The Statement That Brought Sicario, Yellowstone, and 1883 Into The World
Taylor Sheridan is an award-winning screenwriter (Sicario, Hell and High Water, Wind River) and the co-creator of the massive hit series Yellowstone and its spin-off 1883, as well as The Mayor of Kingstown. But before any of that, he spent 20 years as a working actor playing small TV roles including two seasons as Deputy Chief David Hale on Sons of Anarchy. Then the time came for contract negotiations for season three.
“I’ve always said Hollywood will tell you what you’re supposed to be doing, if you will listen,” he said. “At that time, they were offering me what I thought was a very unfair wage. It was less than virtually every other person on the show, and not enough for me to quit my second job. So, the business affairs attorney, who I won’t name, here’s what he told my attorney who said, look, there’s kids on the Cartoon Network making more than you’re offering this guy.
“The guy goes, ‘I know and you’re right that he probably deserves to make more, but we’re not going to pay him more because guess what, he’s not worth more,’ ” Sheridan recalled. “‘That’s what he’s worth. There’s 50 of him. He is 11 on the call sheet. That’s what that guy is, and that’s all he’s ever going to be.’ And that’s really when I quit. It wasn’t so much over money. It was so much more that that’s how the business saw me. It wasn’t just this jerk business affairs attorney who simply articulated what obviously was said in a room with a bunch of executives when they decided ‘Nope, we’re going to save a dollar here. He’s easy to replace because he’s just not that good at his job. Let’s replace him with someone cheaper.’ And I decided right there that I didn’t want to be 11 on the call sheet for the rest of my life.
After he left Sons, he wrote the screenplays for Sicario, Hell and High Water, and Wind River - all to critical acclaim. Then came the monster hit Yellowstone, now in its fourth season with the highest viewership since the show started. In 2021, Sheridan debuted two new shows, The Mayor of Kingstown and 1883 - a Yellowstone prequel.
And while he’s proven that he’s a master storyteller, his methods are unusual for the industry.
“I don’t know how to make a TV show. I don’t have any idea and don’t really care to learn. I don’t do pattern budgeting, or write act breaks into things.”
He continued, “I write 10-hour movies, and go shoot them. I don’t have a writers room, I’ve written them all myself […] I don’t do outlines. I’ve just sat down and written all the episodes before we started filming.
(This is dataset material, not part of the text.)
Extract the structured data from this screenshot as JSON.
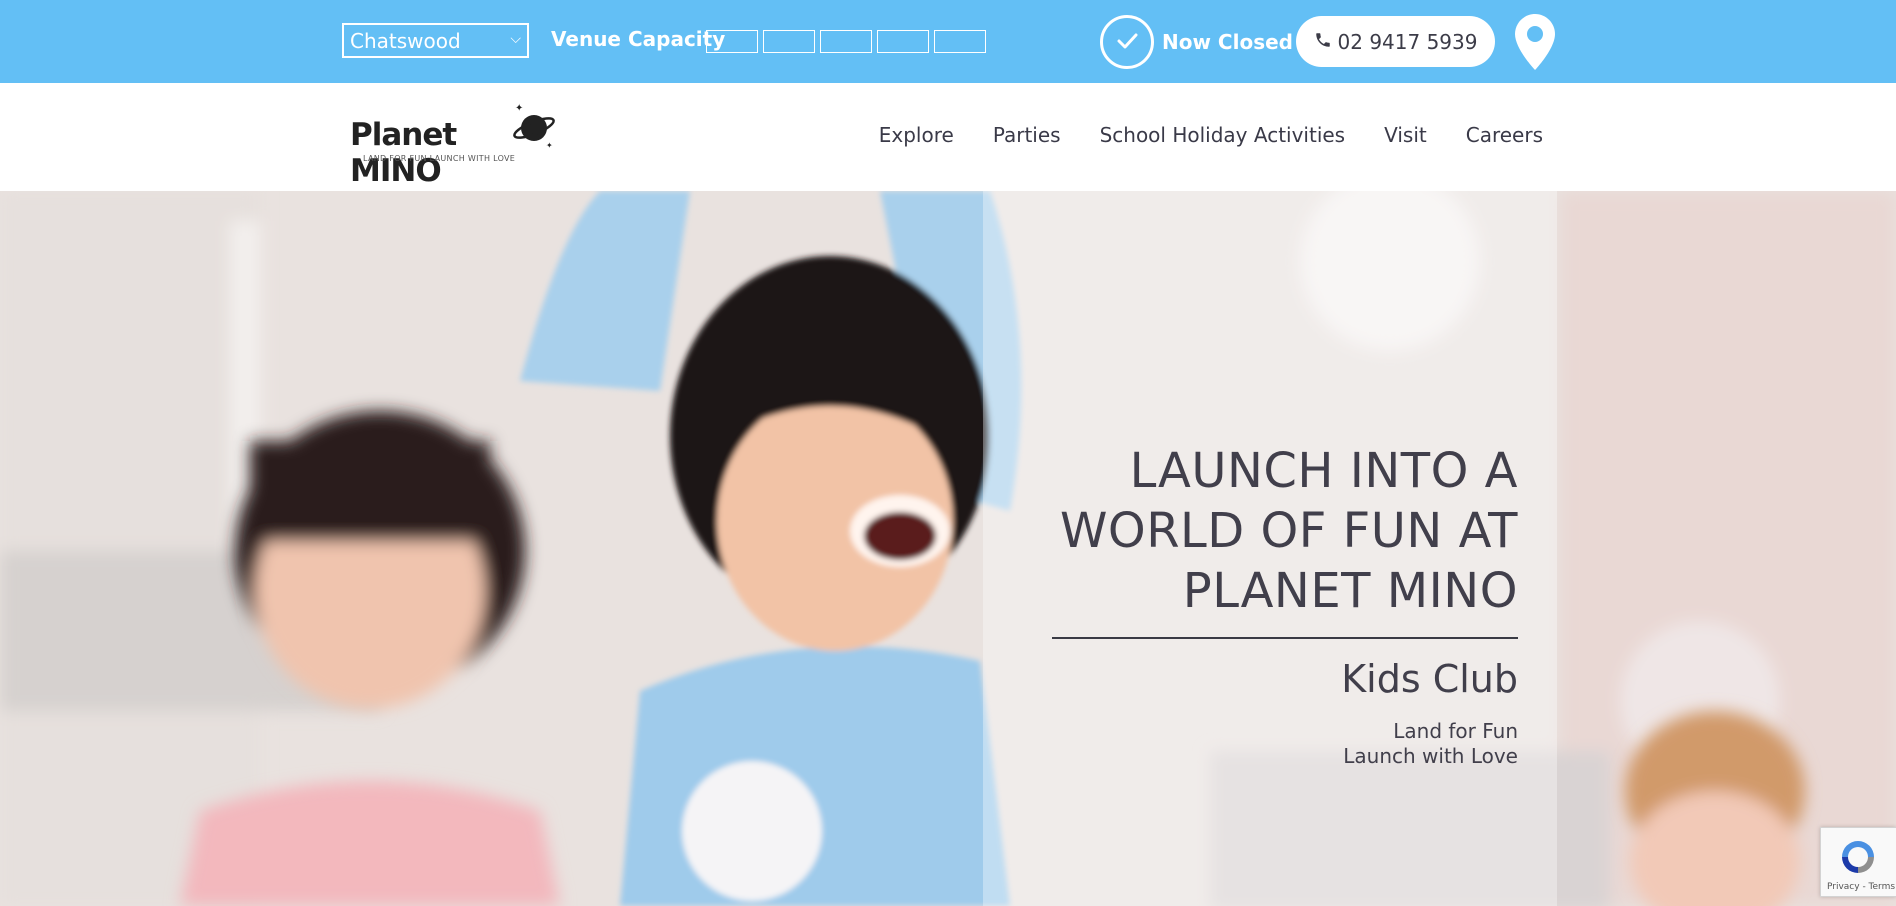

That way everybody knows what we’re doing, all the way through.”
Maybe the ultimate schadenfreude for Sheridan is that after he left Sons of Anarchy after being told that he’d never be more than #11 on a call sheet (a remark that undoubtedly originated with Son’s creator Kurt Sutter) and found phenomenal success, Sutter’s career went in the opposite direction.
The Bastard Executioner lasted for one season and bombed with the audience. “I don’t want to write something that no one is f’n watching” Sutter said in an interview about why he cancelled his own show.
Then he was fired by the studio from his next show Mayans MC for abusive behavior.
And he hasn’t done anything since, although it does seem like he’s been watching Yellowstone because his next project is supposed to be a western.